İşte bundan dolayı Türkiye’de çocuklar yetişip adam oldukları zaman analarıyla babalarını yanlarında bulundurmakla iftihar ettikleri ve küçükken onlardan gördükleri şefkate mukabele etmekle bahtiyar oldukları halde, başka memleketlerde çok defa çocuklar olgunluk çağına girer girmez analarıyla babalarından ayrılmakta, mali menfaatleri hususunda onlarla çekişe çekişe münakaşa etmekte ve hatta bazen kendileri refah içinde yaşadıkları halde onları sefalete yakın bir hayat içinde bırakmakta ve zavallılara karşı adeta yabancılaşmaktadırlar.”
Ailede nelerin değiştiğini, geleneksel yapının hangi istikamete kaydığını ve bu yüzden toplumumuzun neler kaybettiğini sanırım bu ifadelerde görebiliyoruz.
Geçmişle geleceği buluşturabilirsek yeniden “Osmanlı İnsanı” karakterli insan yetiştirebileceğimizi düşünüyorum.
Rahatça söyleyebiliriz ki, 600 seneye bu kadar abideyi ve bu sayıda insanı sığdıran başka bir tarih mevcut değildir.
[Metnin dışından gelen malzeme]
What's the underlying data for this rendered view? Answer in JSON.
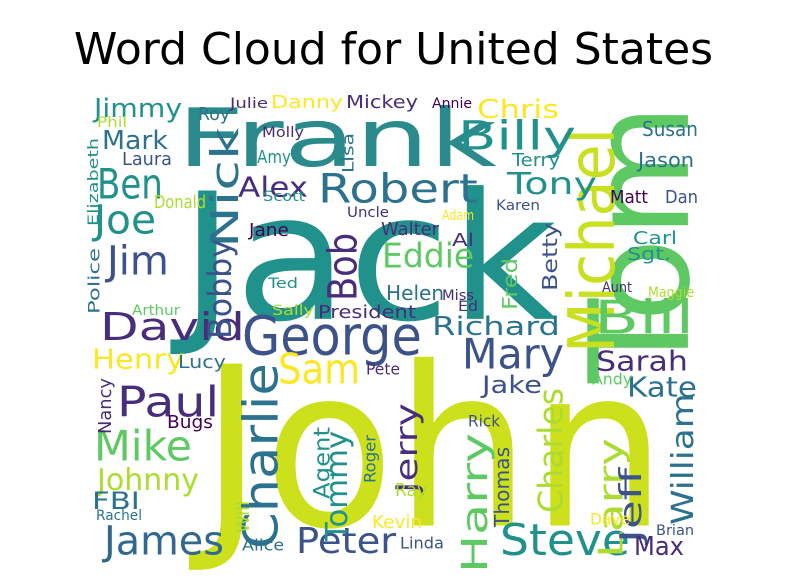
{
  "title": "Word Cloud for United States",
  "palette": [
    "#440154",
    "#472d7b",
    "#3b528b",
    "#2c728e",
    "#21918c",
    "#28ae80",
    "#5ec962",
    "#addc30",
    "#fde725"
  ],
  "words": [
    {
      "text": "Jack",
      "color": "#21918c"
    },
    {
      "text": "John",
      "color": "#cce01c"
    },
    {
      "text": "Tom",
      "color": "#5ec962"
    },
    {
      "text": "Frank",
      "color": "#2a8a8c"
    },
    {
      "text": "Michael",
      "color": "#c8e020"
    },
    {
      "text": "George",
      "color": "#3b528b"
    },
    {
      "text": "David",
      "color": "#472d7b"
    },
    {
      "text": "Charlie",
      "color": "#2c728e"
    },
    {
      "text": "Harry",
      "color": "#5ec962"
    },
    {
      "text": "Steve",
      "color": "#21918c"
    },
    {
      "text": "Bill",
      "color": "#5ec962"
    },
    {
      "text": "Mary",
      "color": "#3b528b"
    },
    {
      "text": "Robert",
      "color": "#2c728e"
    },
    {
      "text": "Sam",
      "color": "#fde725"
    },
    {
      "text": "Paul",
      "color": "#472d7b"
    },
    {
      "text": "Mike",
      "color": "#5ec962"
    },
    {
      "text": "James",
      "color": "#31688e"
    },
    {
      "text": "Ben",
      "color": "#21918c"
    },
    {
      "text": "Jim",
      "color": "#3b528b"
    },
    {
      "text": "Joe",
      "color": "#21918c"
    },
    {
      "text": "Nick",
      "color": "#2c728e"
    },
    {
      "text": "Bob",
      "color": "#472d7b"
    },
    {
      "text": "Peter",
      "color": "#3b528b"
    },
    {
      "text": "Larry",
      "color": "#addc30"
    },
    {
      "text": "Charles",
      "color": "#addc30"
    },
    {
      "text": "Jerry",
      "color": "#472d7b"
    },
    {
      "text": "Jeff",
      "color": "#3b528b"
    },
    {
      "text": "Billy",
      "color": "#21918c"
    },
    {
      "text": "Chris",
      "color": "#fde725"
    },
    {
      "text": "Eddie",
      "color": "#5ec962"
    },
    {
      "text": "Tony",
      "color": "#21918c"
    },
    {
      "text": "Alex",
      "color": "#472d7b"
    },
    {
      "text": "Bobby",
      "color": "#3b528b"
    },
    {
      "text": "Richard",
      "color": "#2c728e"
    },
    {
      "text": "Sarah",
      "color": "#472d7b"
    },
    {
      "text": "Jake",
      "color": "#3b528b"
    },
    {
      "text": "Henry",
      "color": "#fde725"
    },
    {
      "text": "Johnny",
      "color": "#addc30"
    },
    {
      "text": "Tommy",
      "color": "#21918c"
    },
    {
      "text": "William",
      "color": "#2c728e"
    },
    {
      "text": "Thomas",
      "color": "#3b528b"
    },
    {
      "text": "Kate",
      "color": "#2c728e"
    },
    {
      "text": "Jimmy",
      "color": "#21918c"
    },
    {
      "text": "Mark",
      "color": "#2c728e"
    },
    {
      "text": "Max",
      "color": "#472d7b"
    },
    {
      "text": "FBI",
      "color": "#2c728e"
    },
    {
      "text": "Susan",
      "color": "#2c728e"
    },
    {
      "text": "Jason",
      "color": "#2c728e"
    },
    {
      "text": "Danny",
      "color": "#fde725"
    },
    {
      "text": "Mickey",
      "color": "#472d7b"
    },
    {
      "text": "Matt",
      "color": "#440154"
    },
    {
      "text": "Dan",
      "color": "#3b528b"
    },
    {
      "text": "Carl",
      "color": "#21918c"
    },
    {
      "text": "Sgt.",
      "color": "#21918c"
    },
    {
      "text": "Helen",
      "color": "#2c728e"
    },
    {
      "text": "Walter",
      "color": "#472d7b"
    },
    {
      "text": "Al",
      "color": "#472d7b"
    },
    {
      "text": "Betty",
      "color": "#3b528b"
    },
    {
      "text": "Fred",
      "color": "#5ec962"
    },
    {
      "text": "President",
      "color": "#472d7b"
    },
    {
      "text": "Andy",
      "color": "#5ec962"
    },
    {
      "text": "Lucy",
      "color": "#2c728e"
    },
    {
      "text": "Bugs",
      "color": "#440154"
    },
    {
      "text": "Agent",
      "color": "#21918c"
    },
    {
      "text": "Rick",
      "color": "#3b528b"
    },
    {
      "text": "Pete",
      "color": "#472d7b"
    },
    {
      "text": "Kevin",
      "color": "#fde725"
    },
    {
      "text": "Ray",
      "color": "#addc30"
    },
    {
      "text": "Dave",
      "color": "#fde725"
    },
    {
      "text": "Brian",
      "color": "#3b528b"
    },
    {
      "text": "Linda",
      "color": "#3b528b"
    },
    {
      "text": "Alice",
      "color": "#2c728e"
    },
    {
      "text": "Will",
      "color": "#addc30"
    },
    {
      "text": "Roger",
      "color": "#2c728e"
    },
    {
      "text": "Nancy",
      "color": "#472d7b"
    },
    {
      "text": "Rachel",
      "color": "#2c728e"
    },
    {
      "text": "Arthur",
      "color": "#5ec962"
    },
    {
      "text": "Sally",
      "color": "#addc30"
    },
    {
      "text": "Ted",
      "color": "#21918c"
    },
    {
      "text": "Police",
      "color": "#2c728e"
    },
    {
      "text": "Donald",
      "color": "#addc30"
    },
    {
      "text": "Laura",
      "color": "#3b528b"
    },
    {
      "text": "Roy",
      "color": "#2c728e"
    },
    {
      "text": "Amy",
      "color": "#21918c"
    },
    {
      "text": "Julie",
      "color": "#472d7b"
    },
    {
      "text": "Phil",
      "color": "#addc30"
    },
    {
      "text": "Molly",
      "color": "#472d7b"
    },
    {
      "text": "Lisa",
      "color": "#2c728e"
    },
    {
      "text": "Terry",
      "color": "#21918c"
    },
    {
      "text": "Scott",
      "color": "#21918c"
    },
    {
      "text": "Uncle",
      "color": "#472d7b"
    },
    {
      "text": "Adam",
      "color": "#fde725"
    },
    {
      "text": "Karen",
      "color": "#3b528b"
    },
    {
      "text": "Jane",
      "color": "#440154"
    },
    {
      "text": "Elizabeth",
      "color": "#21918c"
    },
    {
      "text": "Annie",
      "color": "#440154"
    },
    {
      "text": "Miss",
      "color": "#472d7b"
    },
    {
      "text": "Ed",
      "color": "#472d7b"
    },
    {
      "text": "Aunt",
      "color": "#472d7b"
    },
    {
      "text": "Maggie",
      "color": "#addc30"
    }
  ]
}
Çıkarın abide şahsiyetlerimizi, 50’şer yıllık kesitlere oturtun; bakalım her 50 yıla kaç abide şahsiyet, kaç cihangir, kısacası dünya örneği kaç insan isabet edecektir?
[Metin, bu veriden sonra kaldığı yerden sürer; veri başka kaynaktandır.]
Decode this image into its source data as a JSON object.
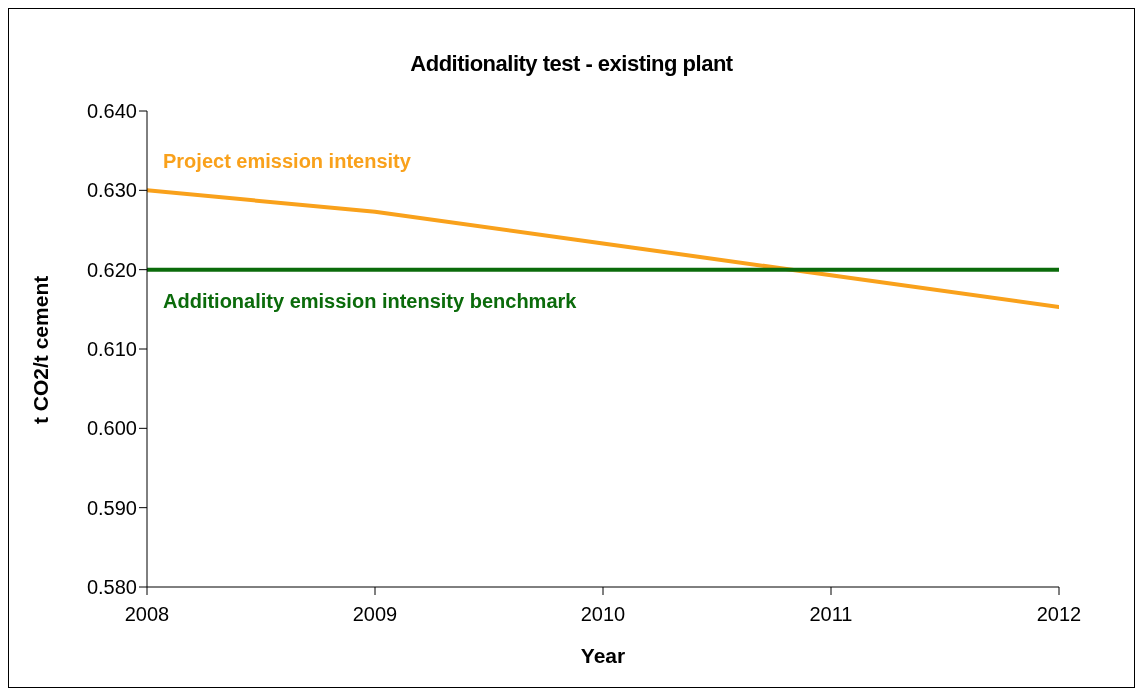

Bir de son yüzyılımıza, devletin izmihlâl dönemine bakın; kimi görebiliyorsunuz? Ve kafalarınızı çatlatırcasına düşünün: Redd-i miras, bu milletin nelerine mâl olmuştur? Yavuz Sultan Selim’i unutturmak için, meşhur “Goben” zırhlısının “Yavuz Sultan Selim” olan adını, Cumhuriyet Türkiye’si sadece “Yavuz” şekline getirmekle yeni nesillere ne kazandırmış, Meclis kürsüsünden hanedana yapılan saldırılar hangi problemlerimizi çözmüştür?
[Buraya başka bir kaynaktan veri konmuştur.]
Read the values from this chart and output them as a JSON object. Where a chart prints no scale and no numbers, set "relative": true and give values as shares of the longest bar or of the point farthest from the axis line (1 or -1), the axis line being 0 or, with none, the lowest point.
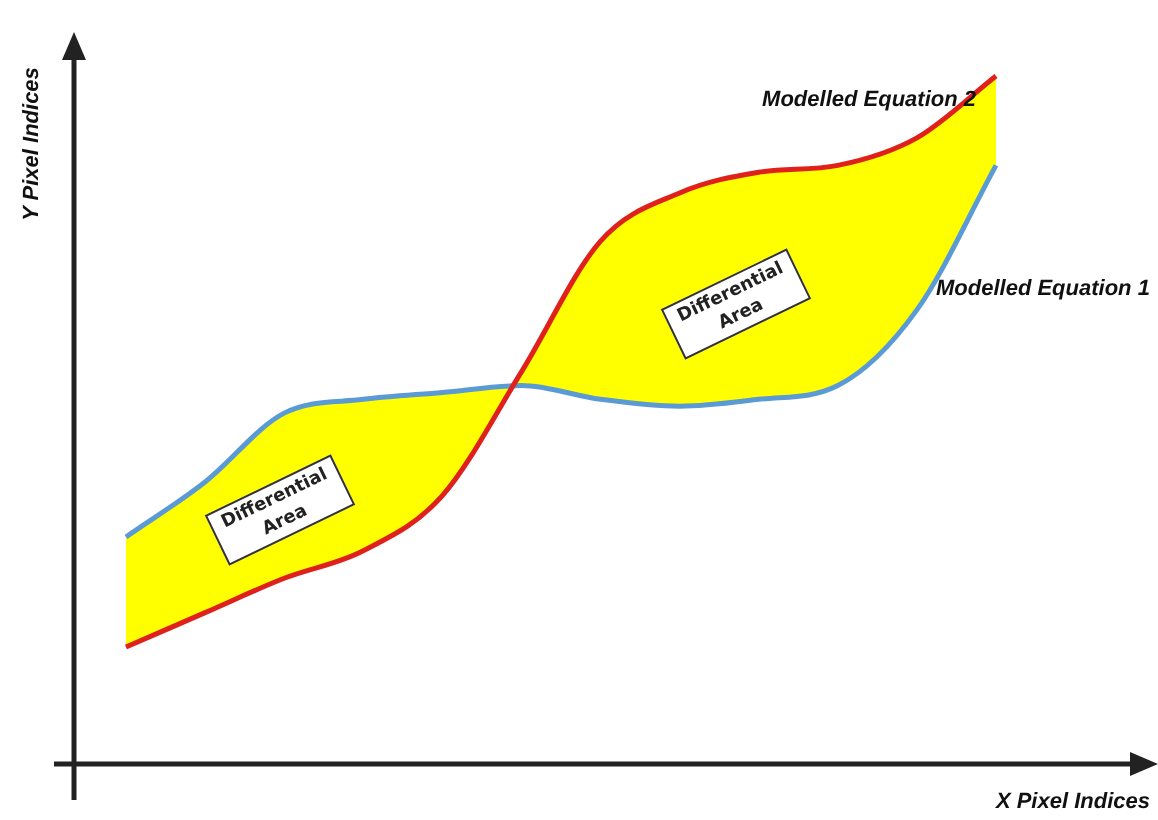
{
  "chart_data": {
    "type": "line",
    "relative": true,
    "xlabel": "X Pixel Indices",
    "ylabel": "Y Pixel Indices",
    "categories": [
      null,
      null,
      null,
      null,
      null,
      null,
      null,
      null,
      null,
      null,
      null,
      null
    ],
    "series": [
      {
        "name": "Modelled Equation 1",
        "color": "#5b9bd5",
        "values": [
          0.33,
          0.41,
          0.51,
          0.53,
          0.54,
          0.55,
          0.53,
          0.52,
          0.53,
          0.55,
          0.66,
          0.87
        ]
      },
      {
        "name": "Modelled Equation 2",
        "color": "#e0201b",
        "values": [
          0.17,
          0.22,
          0.27,
          0.31,
          0.39,
          0.57,
          0.76,
          0.83,
          0.86,
          0.87,
          0.91,
          1
        ]
      }
    ],
    "annotations": [
      "Differential Area",
      "Differential Area"
    ],
    "legend": false,
    "marker": "none"
  }
}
Kendimizi tutamıyor ve Fransız yazar Claude Farrere’den konuyla ilgili hayret uyandıran ifadelerinden kısa bir bölüm alıyoruz:
“Size tuhaf bir şey söyleyeceğim: Günümüzün cumhuriyetçi Türkleri, kendilerini Bayezid’in torunları değil de Timur’un torunları sayıyorlar. Cumhuriyet donanmasında bir zırhlı var: Almanların eski ‘Goben’ Zırhlısı... Bu geminin adını değiştirmek ve millî bir isim vermek gerekti. Çok haklı olarak ‘Yavuz Selim’ adı teklif edildi. Ama Çankaya Hükûmeti buna razı olmadı. Kısaca ‘Yavuz’ denmesini uygun buldu. Osman’ın (Osman Gazinin) adı, Ankara’daki adamlar için tarihten silinmesi gereken, nefret edilecek bir şey hâline geldi. Tahripkâr ve zalim Cengiz’le Timur; sayısız saraylar yaptıran, mabetler inşa ettiren, yollar açan, bunca eyaleti Türk topraklarına katan hükümdarlara (padişahlara) tercih edilmektedir... Cumhuriyet Türkleri, cetlerinin mirasını hor görmeye başladılar.” (Claude Ferrere, Türklerin Manevî Gücü, s. 1987 v.d.)…
Yabancıları bile dehşete düşüren bu redd-i miras, sadece şahsiyetlere münhasır kalsaydı, belki tahribat bu seviyede olmayacaktı. Hazin ki, aşiretten beylik, beylikten devlet çıkaran ve devleti en az 400 sene cihanın üçte birine hâkim kılan temeller de tahrip edildi.